Nella Tabella 1 possiamo osservare le differenze di genere nella mobilità tra stati.
Il tasso di femminilizzazione, rappresentato nell’ultima colonna, evidenzia il fatto che donne e uomini seguono percorsi diversi per entrare e uscire dall’occupazione, e questi differenti percorsi rendono più difficile per la componente femminile entrare nell’occupazione, e più facile uscirne. Le donne sono infatti il 48% dello stock dei disoccupati, ma sono solo il 46% di coloro che in corso d’anno trovano lavoro, e soprattutto sono la maggioranza assoluta (54%) di coloro che passano direttamente dalla disoccupazione all’inattività, rinunciando, per scoraggiamento, alla ricerca di un lavoro che non si trova.
Anche il percorso per uscire dall’occupazione risulta più facile per la componente femminile: le donne sono il 43% dello stock degli occupati, ma la loro quota sale al 46% tra coloro che passano dall’occupazione alla disoccupazione e soprattutto sale al 49% tra coloro che passano dall’occupazione all’inattività, cioè alla condizione delle persone che avendo perso il posto rinunciano a cercarne un altro, ed escono dal mercato del lavoro.
Prof, ma l’avevamo già detto che le donne sono svantaggiate sul mercato del lavoro …
Sì, e adesso lo confermiamo alla luce dei dati di flusso. E, con questi dati, possiamo mettere in evidenza anche un aspetto controintuitivo della mobilità tra stati. Quando la disoccupazione femminile diminuisce, non è necessariamente un bene; la riduzione dello stock potrebbe infatti derivare dal flusso netto verso l’inattività, a significare che le donne che seguono questo percorso considerano la probabilità di trovare lavoro così bassa che non vale la pena di restare sul mercato, impegnando tempo e denaro in una ricerca tanto frustrante quanto vana (effetto scoraggiamento).

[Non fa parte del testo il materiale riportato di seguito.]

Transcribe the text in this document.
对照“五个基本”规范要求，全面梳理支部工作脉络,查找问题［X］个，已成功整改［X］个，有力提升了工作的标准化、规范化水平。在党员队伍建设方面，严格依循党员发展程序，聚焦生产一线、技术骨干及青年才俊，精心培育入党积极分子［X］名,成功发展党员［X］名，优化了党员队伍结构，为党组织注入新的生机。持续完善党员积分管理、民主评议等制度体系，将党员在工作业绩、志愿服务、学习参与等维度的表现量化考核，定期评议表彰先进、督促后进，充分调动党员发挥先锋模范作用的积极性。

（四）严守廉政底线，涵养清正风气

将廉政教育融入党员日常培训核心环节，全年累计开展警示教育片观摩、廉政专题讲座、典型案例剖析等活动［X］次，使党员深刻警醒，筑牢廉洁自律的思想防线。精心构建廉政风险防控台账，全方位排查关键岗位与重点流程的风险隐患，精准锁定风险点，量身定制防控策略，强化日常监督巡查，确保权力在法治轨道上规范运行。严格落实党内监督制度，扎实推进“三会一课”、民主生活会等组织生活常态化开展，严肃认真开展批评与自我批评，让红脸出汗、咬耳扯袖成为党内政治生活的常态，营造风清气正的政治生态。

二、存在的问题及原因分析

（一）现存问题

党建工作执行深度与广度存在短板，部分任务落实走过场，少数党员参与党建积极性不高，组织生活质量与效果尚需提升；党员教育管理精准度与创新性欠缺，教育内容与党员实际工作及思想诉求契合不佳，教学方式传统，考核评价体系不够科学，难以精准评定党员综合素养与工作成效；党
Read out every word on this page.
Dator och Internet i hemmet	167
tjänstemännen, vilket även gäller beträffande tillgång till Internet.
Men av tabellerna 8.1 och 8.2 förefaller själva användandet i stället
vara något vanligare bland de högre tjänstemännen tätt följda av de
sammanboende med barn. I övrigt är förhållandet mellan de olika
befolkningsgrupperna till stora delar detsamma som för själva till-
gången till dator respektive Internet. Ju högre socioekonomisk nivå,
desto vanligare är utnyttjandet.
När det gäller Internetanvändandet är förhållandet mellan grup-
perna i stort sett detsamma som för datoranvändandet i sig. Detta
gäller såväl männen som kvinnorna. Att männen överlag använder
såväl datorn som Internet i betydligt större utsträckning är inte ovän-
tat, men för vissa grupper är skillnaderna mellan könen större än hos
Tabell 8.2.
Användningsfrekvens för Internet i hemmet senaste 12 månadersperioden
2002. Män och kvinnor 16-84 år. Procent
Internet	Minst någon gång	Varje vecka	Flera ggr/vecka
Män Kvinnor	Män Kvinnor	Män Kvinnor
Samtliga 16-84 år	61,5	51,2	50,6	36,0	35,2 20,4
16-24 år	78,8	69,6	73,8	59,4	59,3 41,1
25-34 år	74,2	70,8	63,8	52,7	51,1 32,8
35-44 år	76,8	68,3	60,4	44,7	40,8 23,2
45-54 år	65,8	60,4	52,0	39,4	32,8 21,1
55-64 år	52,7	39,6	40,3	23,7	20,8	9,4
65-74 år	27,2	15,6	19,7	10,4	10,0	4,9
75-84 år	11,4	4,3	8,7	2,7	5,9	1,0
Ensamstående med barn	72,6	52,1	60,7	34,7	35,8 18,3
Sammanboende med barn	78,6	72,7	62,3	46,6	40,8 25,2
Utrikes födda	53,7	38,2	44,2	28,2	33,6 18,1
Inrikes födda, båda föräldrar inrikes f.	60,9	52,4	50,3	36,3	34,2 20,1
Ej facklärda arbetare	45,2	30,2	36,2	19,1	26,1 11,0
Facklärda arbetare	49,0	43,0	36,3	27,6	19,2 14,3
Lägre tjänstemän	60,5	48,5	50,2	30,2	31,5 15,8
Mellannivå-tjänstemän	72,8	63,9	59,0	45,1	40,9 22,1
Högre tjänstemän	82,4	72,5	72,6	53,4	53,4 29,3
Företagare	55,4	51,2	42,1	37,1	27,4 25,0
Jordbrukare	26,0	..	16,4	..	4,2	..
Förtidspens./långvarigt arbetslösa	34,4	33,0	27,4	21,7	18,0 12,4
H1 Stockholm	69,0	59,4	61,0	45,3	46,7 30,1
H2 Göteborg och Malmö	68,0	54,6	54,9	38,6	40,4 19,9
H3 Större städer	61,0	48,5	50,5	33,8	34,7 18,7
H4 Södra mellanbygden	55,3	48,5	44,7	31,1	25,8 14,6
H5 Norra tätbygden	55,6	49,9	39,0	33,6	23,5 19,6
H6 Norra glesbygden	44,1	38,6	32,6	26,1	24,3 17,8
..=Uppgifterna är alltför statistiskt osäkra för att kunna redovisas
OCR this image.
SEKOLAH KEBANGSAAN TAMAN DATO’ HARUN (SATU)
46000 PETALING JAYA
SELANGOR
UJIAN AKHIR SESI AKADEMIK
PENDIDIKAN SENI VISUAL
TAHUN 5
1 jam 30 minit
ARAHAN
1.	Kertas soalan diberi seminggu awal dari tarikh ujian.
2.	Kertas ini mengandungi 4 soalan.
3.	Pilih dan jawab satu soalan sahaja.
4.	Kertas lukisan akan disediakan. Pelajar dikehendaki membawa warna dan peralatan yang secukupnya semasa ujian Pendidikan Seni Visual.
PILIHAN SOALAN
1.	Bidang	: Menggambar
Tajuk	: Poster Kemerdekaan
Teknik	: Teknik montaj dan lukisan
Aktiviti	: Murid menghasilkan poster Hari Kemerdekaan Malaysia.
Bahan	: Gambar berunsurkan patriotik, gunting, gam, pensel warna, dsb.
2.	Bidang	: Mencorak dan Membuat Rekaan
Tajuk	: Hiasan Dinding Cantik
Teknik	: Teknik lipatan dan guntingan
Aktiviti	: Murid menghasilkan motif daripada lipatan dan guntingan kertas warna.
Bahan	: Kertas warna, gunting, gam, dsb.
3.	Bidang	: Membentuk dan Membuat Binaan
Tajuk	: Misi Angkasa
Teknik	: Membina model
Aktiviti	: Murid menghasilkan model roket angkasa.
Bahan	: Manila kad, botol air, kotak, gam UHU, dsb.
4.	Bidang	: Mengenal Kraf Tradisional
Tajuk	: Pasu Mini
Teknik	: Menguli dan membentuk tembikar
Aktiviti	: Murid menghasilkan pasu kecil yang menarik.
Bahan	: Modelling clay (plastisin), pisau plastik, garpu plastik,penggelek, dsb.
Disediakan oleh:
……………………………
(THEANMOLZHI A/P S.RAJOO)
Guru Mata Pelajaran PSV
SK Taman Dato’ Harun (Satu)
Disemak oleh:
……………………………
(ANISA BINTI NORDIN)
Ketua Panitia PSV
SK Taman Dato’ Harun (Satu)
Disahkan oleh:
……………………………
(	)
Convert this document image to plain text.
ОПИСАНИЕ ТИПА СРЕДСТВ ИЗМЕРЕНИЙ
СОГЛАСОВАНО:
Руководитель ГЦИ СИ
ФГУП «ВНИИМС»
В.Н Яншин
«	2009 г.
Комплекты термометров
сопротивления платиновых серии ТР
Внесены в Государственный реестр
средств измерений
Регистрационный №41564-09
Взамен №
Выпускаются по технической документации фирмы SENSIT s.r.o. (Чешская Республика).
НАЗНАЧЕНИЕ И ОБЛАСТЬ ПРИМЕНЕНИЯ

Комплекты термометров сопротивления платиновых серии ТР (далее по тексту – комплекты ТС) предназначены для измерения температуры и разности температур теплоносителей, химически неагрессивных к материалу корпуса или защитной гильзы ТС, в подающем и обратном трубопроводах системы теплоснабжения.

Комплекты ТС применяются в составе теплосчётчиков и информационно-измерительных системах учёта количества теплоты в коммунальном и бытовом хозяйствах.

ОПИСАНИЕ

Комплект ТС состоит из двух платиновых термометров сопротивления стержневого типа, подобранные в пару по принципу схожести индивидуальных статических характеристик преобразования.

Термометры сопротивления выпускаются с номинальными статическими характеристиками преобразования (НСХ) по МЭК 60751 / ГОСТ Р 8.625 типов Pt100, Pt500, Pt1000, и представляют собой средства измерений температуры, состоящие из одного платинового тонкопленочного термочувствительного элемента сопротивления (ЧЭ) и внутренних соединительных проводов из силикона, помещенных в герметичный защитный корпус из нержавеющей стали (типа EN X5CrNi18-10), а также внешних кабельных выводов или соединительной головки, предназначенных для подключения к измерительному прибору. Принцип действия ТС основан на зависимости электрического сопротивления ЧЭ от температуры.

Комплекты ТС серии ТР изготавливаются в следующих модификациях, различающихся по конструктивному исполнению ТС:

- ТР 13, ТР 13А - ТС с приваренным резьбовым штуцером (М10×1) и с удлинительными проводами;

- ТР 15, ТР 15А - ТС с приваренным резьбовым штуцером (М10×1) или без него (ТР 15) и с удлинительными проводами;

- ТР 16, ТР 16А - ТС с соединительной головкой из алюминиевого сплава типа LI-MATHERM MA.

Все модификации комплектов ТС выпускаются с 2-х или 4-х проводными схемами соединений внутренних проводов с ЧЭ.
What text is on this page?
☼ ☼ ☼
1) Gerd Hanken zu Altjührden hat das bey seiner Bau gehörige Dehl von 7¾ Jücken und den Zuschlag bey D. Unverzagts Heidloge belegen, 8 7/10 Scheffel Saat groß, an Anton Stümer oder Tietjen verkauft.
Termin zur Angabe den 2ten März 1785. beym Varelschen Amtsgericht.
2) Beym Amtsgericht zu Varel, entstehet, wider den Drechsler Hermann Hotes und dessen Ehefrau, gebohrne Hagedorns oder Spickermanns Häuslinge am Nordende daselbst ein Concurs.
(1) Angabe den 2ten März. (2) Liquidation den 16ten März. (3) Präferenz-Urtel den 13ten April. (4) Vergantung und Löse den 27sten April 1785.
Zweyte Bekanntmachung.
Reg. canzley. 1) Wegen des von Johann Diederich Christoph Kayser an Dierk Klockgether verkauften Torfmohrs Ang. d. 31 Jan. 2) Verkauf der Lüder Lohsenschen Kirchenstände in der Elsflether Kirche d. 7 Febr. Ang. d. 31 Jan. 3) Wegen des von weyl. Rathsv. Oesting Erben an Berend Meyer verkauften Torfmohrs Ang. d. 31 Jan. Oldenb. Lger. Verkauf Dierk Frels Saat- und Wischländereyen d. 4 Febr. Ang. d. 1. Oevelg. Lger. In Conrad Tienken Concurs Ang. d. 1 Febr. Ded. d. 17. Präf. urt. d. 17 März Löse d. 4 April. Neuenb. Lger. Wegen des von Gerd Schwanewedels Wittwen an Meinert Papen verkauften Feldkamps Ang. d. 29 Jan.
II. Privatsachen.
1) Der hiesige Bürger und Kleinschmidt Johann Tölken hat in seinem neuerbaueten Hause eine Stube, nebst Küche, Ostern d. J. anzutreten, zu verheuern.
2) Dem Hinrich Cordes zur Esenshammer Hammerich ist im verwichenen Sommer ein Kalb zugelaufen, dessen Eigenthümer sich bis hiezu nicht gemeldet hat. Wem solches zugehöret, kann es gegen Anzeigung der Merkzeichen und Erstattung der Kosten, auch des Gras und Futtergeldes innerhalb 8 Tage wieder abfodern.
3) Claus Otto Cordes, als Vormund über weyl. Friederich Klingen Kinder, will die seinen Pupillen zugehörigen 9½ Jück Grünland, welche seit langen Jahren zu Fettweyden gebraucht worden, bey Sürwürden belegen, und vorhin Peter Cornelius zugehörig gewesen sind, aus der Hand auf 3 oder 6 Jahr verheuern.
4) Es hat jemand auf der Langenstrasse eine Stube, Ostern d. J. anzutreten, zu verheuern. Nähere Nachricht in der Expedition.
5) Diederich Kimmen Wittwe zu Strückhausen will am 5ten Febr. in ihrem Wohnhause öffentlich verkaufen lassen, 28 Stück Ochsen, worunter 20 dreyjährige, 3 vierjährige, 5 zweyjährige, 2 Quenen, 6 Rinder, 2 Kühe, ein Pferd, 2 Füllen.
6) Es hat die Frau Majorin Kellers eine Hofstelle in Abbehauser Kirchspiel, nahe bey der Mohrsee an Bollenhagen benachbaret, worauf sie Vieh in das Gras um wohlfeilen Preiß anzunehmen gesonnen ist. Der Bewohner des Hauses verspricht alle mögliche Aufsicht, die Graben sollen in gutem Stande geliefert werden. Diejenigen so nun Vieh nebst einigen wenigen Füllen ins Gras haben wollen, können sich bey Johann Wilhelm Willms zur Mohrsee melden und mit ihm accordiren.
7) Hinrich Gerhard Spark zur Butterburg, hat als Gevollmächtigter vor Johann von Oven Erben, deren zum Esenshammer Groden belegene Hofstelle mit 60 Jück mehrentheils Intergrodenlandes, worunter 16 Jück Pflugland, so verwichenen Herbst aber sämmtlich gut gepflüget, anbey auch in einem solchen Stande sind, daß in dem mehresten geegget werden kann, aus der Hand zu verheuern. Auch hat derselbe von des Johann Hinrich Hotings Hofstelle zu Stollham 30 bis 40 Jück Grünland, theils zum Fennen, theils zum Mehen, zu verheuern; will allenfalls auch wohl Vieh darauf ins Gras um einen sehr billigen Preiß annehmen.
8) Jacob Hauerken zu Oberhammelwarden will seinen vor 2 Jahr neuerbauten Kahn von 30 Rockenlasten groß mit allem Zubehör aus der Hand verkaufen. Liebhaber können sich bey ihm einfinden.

Per contro, un aumento della disoccupazione femminile non è necessariamente un male, se deriva dal flusso netto delle persone inattive nel periodo precedente che si mettono in cerca di occupazione, perché in questo caso la loro decisione può indicare che il sistema economico è in fase di ripresa, e che pertanto le opportunità di lavoro sono maggiori, e le persone sono più fiduciose sulle probabilità di successo della loro ricerca di un posto di lavoro.